Man shot after driving stolen SUV at Pierce County political candidate has been sentenced
A 41-year-old man who was shot after driving a stolen SUV at a former Pierce County Council candidate in 2022 outside a Tacoma homeless encampment has been sentenced to prison.
Scott Ryan Stacy pleaded guilty Jan. 17 in Superior Court to felony unlawful possession of a stolen vehicle and reckless endangerment. Judge Edmund Murphy sentenced him to three years, seven months for the stolen vehicle charge, and Stacy received a suspended sentence on his second count, a misdemeanor.
Stacy originally was accused of second-degree assault for the May 30, 2022 incident outside an encampment near Cheney Stadium. According to court records, prosecutors asked the court to amend the charge to secure resolutions in two cases and because of evidence concerns if the matter had proceeded to trial.
Josh Harris, who was running on a law-and-order platform for a seat on the County Council and later lost in the primary election, had gone to the encampment with three other people to recover stolen property. According to court records, multiple Tacoma Police Department officers responded after Harris called police because a woman living in the wooded area told him that Stacy had threatened his family.
After officers entered the encampment, records state, Harris heard a loud bang that he told The News Tribune he thought was the sound of Stacy’s vehicle, a Honda CR-V, hitting an object. Harris said he then heard officers yelling and a vehicle driving up a trail toward him at high speed.
Harris said he fired multiple gunshots at the vehicle because the driver was coming directly at him and he feared for his safety because he had nowhere to run. Stacy was shot in the hand and face. Pierce County prosecutors later determined that the shooting was justified because Harris fired in self-defense.
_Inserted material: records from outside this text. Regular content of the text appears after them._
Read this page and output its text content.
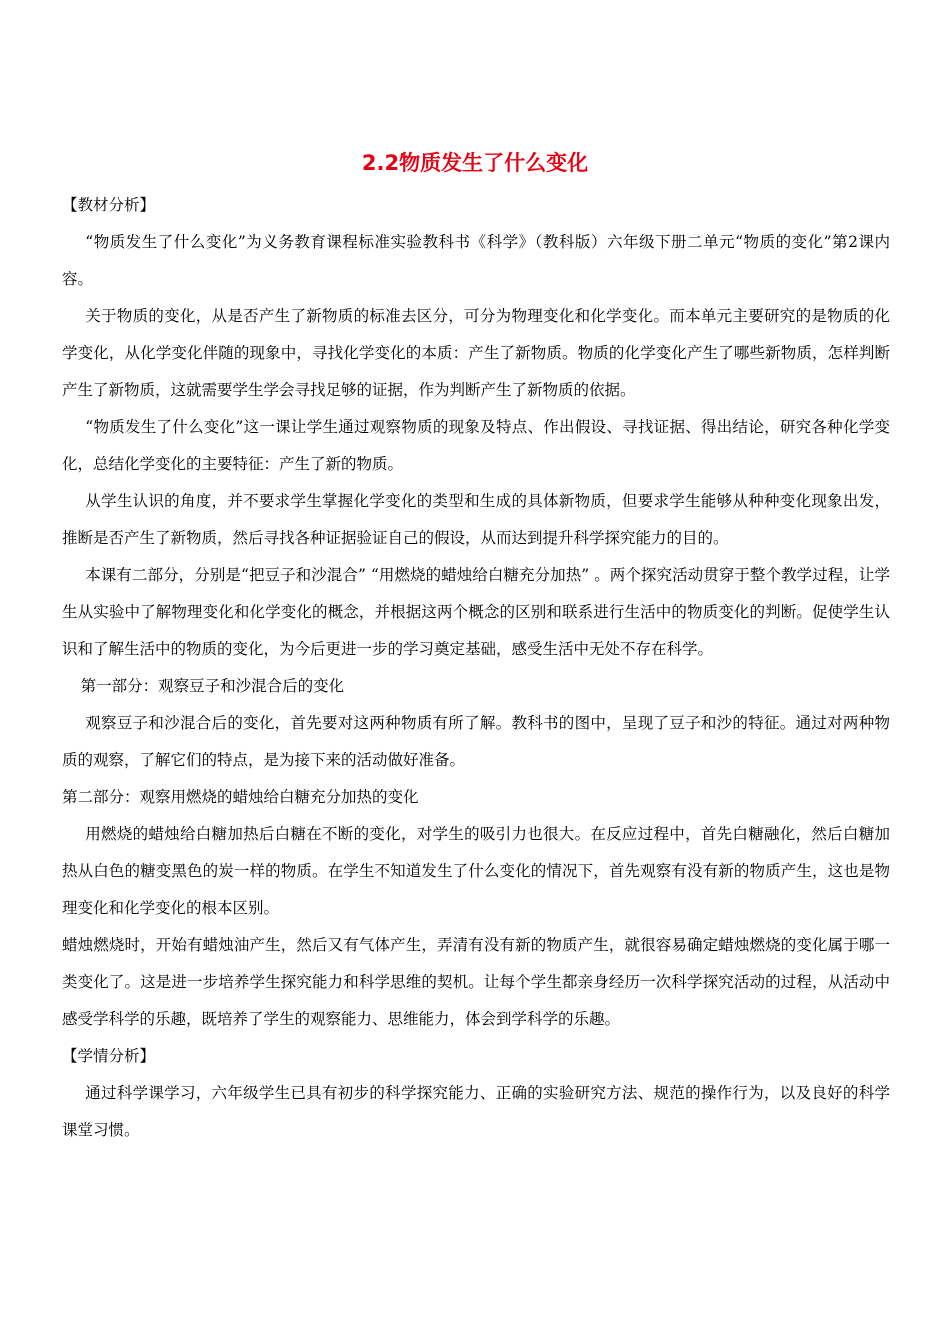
2.2物质发生了什么变化

【教材分析】

“物质发生了什么变化”为义务教育课程标准实验教科书《科学》（教科版）六年级下册二单元“物质的变化”第2课内容。

关于物质的变化，从是否产生了新物质的标准去区分，可分为物理变化和化学变化。而本单元主要研究的是物质的化学变化，从化学变化伴随的现象中，寻找化学变化的本质：产生了新物质。物质的化学变化产生了哪些新物质，怎样判断产生了新物质，这就需要学生学会寻找足够的证据，作为判断产生了新物质的依据。

“物质发生了什么变化”这一课让学生通过观察物质的现象及特点、作出假设、寻找证据、得出结论，研究各种化学变化，总结化学变化的主要特征：产生了新的物质。

从学生认识的角度，并不要求学生掌握化学变化的类型和生成的具体新物质，但要求学生能够从种种变化现象出发，推断是否产生了新物质，然后寻找各种证据验证自己的假设，从而达到提升科学探究能力的目的。

本课有二部分，分别是“把豆子和沙混合” “用燃烧的蜡烛给白糖充分加热” 。两个探究活动贯穿于整个教学过程，让学生从实验中了解物理变化和化学变化的概念，并根据这两个概念的区别和联系进行生活中的物质变化的判断。促使学生认识和了解生活中的物质的变化，为今后更进一步的学习奠定基础，感受生活中无处不存在科学。

第一部分：观察豆子和沙混合后的变化

观察豆子和沙混合后的变化，首先要对这两种物质有所了解。教科书的图中，呈现了豆子和沙的特征。通过对两种物质的观察，了解它们的特点，是为接下来的活动做好准备。

第二部分：观察用燃烧的蜡烛给白糖充分加热的变化

用燃烧的蜡烛给白糖加热后白糖在不断的变化，对学生的吸引力也很大。在反应过程中，首先白糖融化，然后白糖加热从白色的糖变黑色的炭一样的物质。在学生不知道发生了什么变化的情况下，首先观察有没有新的物质产生，这也是物理变化和化学变化的根本区别。

蜡烛燃烧时，开始有蜡烛油产生，然后又有气体产生，弄清有没有新的物质产生，就很容易确定蜡烛燃烧的变化属于哪一类变化了。这是进一步培养学生探究能力和科学思维的契机。让每个学生都亲身经历一次科学探究活动的过程，从活动中感受学科学的乐趣，既培养了学生的观察能力、思维能力，体会到学科学的乐趣。

【学情分析】

通过科学课学习，六年级学生已具有初步的科学探究能力、正确的实验研究方法、规范的操作行为，以及良好的科学课堂习惯。
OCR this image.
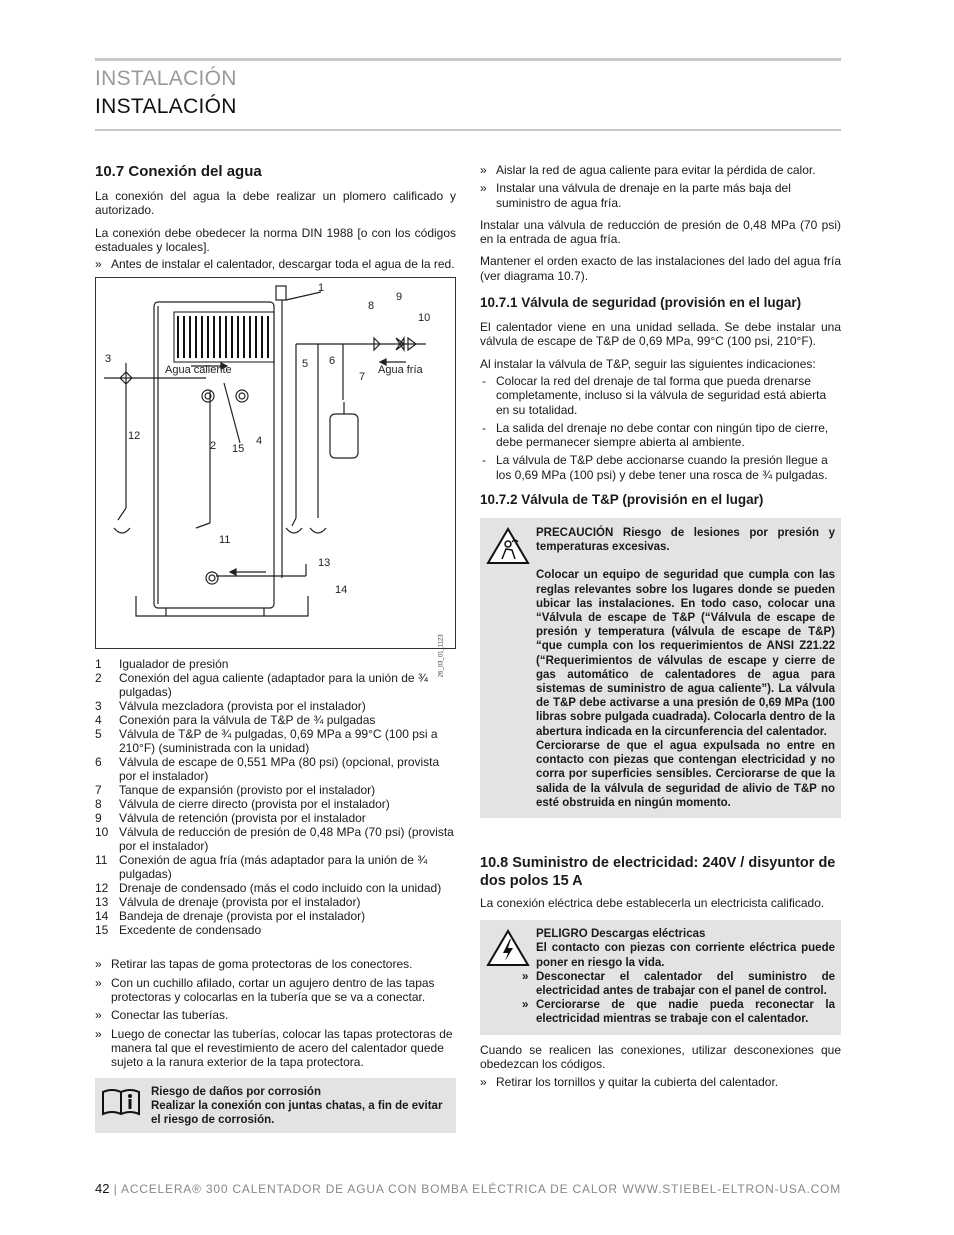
INSTALACIÓN
INSTALACIÓN
10.7 Conexión del agua

La conexión del agua la debe realizar un plomero calificado y autorizado.

La conexión debe obedecer la norma DIN 1988 [o con los códigos estaduales y locales].

» Antes de instalar el calentador, descargar toda el agua de la red.
1
8
9
10
3	5 6
7
12
2 15
4
11
13
14
Agua caliente	Agua fría
26_03_01_1123
1	Igualador de presión
2	Conexión del agua caliente (adaptador para la unión de ¾ pulgadas)
3	Válvula mezcladora (provista por el instalador)
4	Conexión para la válvula de T&P de ¾ pulgadas
5	Válvula de T&P de ¾ pulgadas, 0,69 MPa a 99°C (100 psi a 210°F) (suministrada con la unidad)
6	Válvula de escape de 0,551 MPa (80 psi) (opcional, provista por el instalador)
7	Tanque de expansión (provisto por el instalador)
8	Válvula de cierre directo (provista por el instalador)
9	Válvula de retención (provista por el instalador
10 Válvula de reducción de presión de 0,48 MPa (70 psi) (provista por el instalador)
11 Conexión de agua fría (más adaptador para la unión de ¾ pulgadas)
12 Drenaje de condensado (más el codo incluido con la unidad)
13 Válvula de drenaje (provista por el instalador)
14 Bandeja de drenaje (provista por el instalador)
15 Excedente de condensado
» Retirar las tapas de goma protectoras de los conectores.
» Con un cuchillo afilado, cortar un agujero dentro de las tapas protectoras y colocarlas en la tubería que se va a conectar.
» Conectar las tuberías.
» Luego de conectar las tuberías, colocar las tapas protectoras de manera tal que el revestimiento de acero del calentador quede sujeto a la ranura exterior de la tapa protectora.
Riesgo de daños por corrosión
Realizar la conexión con juntas chatas, a fin de evitar el riesgo de corrosión.
» Aislar la red de agua caliente para evitar la pérdida de calor.
» Instalar una válvula de drenaje en la parte más baja del suministro de agua fría.

Instalar una válvula de reducción de presión de 0,48 MPa (70 psi) en la entrada de agua fría.

Mantener el orden exacto de las instalaciones del lado del agua fría (ver diagrama 10.7).

10.7.1 Válvula de seguridad (provisión en el lugar)

El calentador viene en una unidad sellada. Se debe instalar una válvula de escape de T&P de 0,69 MPa, 99°C (100 psi, 210°F).

Al instalar la válvula de T&P, seguir las siguientes indicaciones:

- Colocar la red del drenaje de tal forma que pueda drenarse completamente, incluso si la válvula de seguridad está abierta en su totalidad.
- La salida del drenaje no debe contar con ningún tipo de cierre, debe permanecer siempre abierta al ambiente.
- La válvula de T&P debe accionarse cuando la presión llegue a los 0,69 MPa (100 psi) y debe tener una rosca de ¾ pulgadas.
10.7.2 Válvula de T&P (provisión en el lugar)
PRECAUCIÓN Riesgo de lesiones por presión y temperaturas excesivas.
Colocar un equipo de seguridad que cumpla con las reglas relevantes sobre los lugares donde se pueden ubicar las instalaciones. En todo caso, colocar una “Válvula de escape de T&P (“Válvula de escape de presión y temperatura (válvula de escape de T&P) “que cumpla con los requerimientos de ANSI Z21.22 (“Requerimientos de válvulas de escape y cierre de gas automático de calentadores de agua para sistemas de suministro de agua caliente”). La válvula de T&P debe activarse a una presión de 0,69 MPa (100 libras sobre pulgada cuadrada). Colocarla dentro de la abertura indicada en la circunferencia del calentador.
Cerciorarse de que el agua expulsada no entre en contacto con piezas que contengan electricidad y no corra por superficies sensibles. Cerciorarse de que la salida de la válvula de seguridad de alivio de T&P no esté obstruida en ningún momento.
10.8 Suministro de electricidad: 240V / disyuntor de dos polos 15 A

La conexión eléctrica debe establecerla un electricista calificado.

PELIGRO Descargas eléctricas
El contacto con piezas con corriente eléctrica puede poner en riesgo la vida.
» Desconectar el calentador del suministro de electricidad antes de trabajar con el panel de control.
» Cerciorarse de que nadie pueda reconectar la electricidad mientras se trabaje con el calentador.

Cuando se realicen las conexiones, utilizar desconexiones que obedezcan los códigos.

» Retirar los tornillos y quitar la cubierta del calentador.
42 | ACCELERA® 300 CALENTADOR DE AGUA CON BOMBA ELÉCTRICA DE CALOR WWW.STIEBEL-ELTRON-USA.COM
The SUV stopped and headed another direction toward police, according to Harris, and witnesses told the newspaper Stacy crashed into a cement barrier. Stacy fled in the vehicle and was arrested the next day after a 911 caller reported the man had returned to the homeless encampment and was trying to treat gunshot injuries on his face. Firefighters transported him to a hospital before he was booked into jail.
The Tacoma Police Department’s investigation of the shooting was later handed over to the Kitsap County Sheriff’s Office because of Harris’ close ties with Tacoma police. He bailed out the three officers who were eventually acquitted in the in-custody death of Manuel Ellis, and Tacoma’s police union endorsed Harris’ campaign.
Harris asked the sentencing judge to give Stacy the longest sentence he could in a victim-impact statement submitted to the court last week. The maximum sentence in such cases is 10 years in prison. Harris wrote that he was a man of second chances, but he said the community needed to be protected from someone like Stacy while detailing some of his lengthy criminal history.
“I had nowhere to run and had I not been armed I would have been seriously injured or killed,” Harris wrote. “And after he hit the retaining wall block in front of me, he proceeded in reverse almost hitting 2 of the officers again.”
Stacy has 10 prior felony convictions and 24 misdemeanor convictions between 1993 and 2018 in the Puget Sound area, according to court records.
Harris’ background also includes criminal convictions. He regained the right to own a firearm in 2013 following a felony theft conviction in 2003 stemming from altered checks for maintenance work he performed.
Stacy also pleaded guilty Jan. 17 to second-degree attempted burglary in a separate case from March 2022 when he and another man broke into a lot for a metal fabricator in South Tacoma. Judge Murphy sentenced Stacy to 43 months in that case. The time will be served concurrently with his other conviction for unlawful possession of a stolen vehicle and reckless endangerment.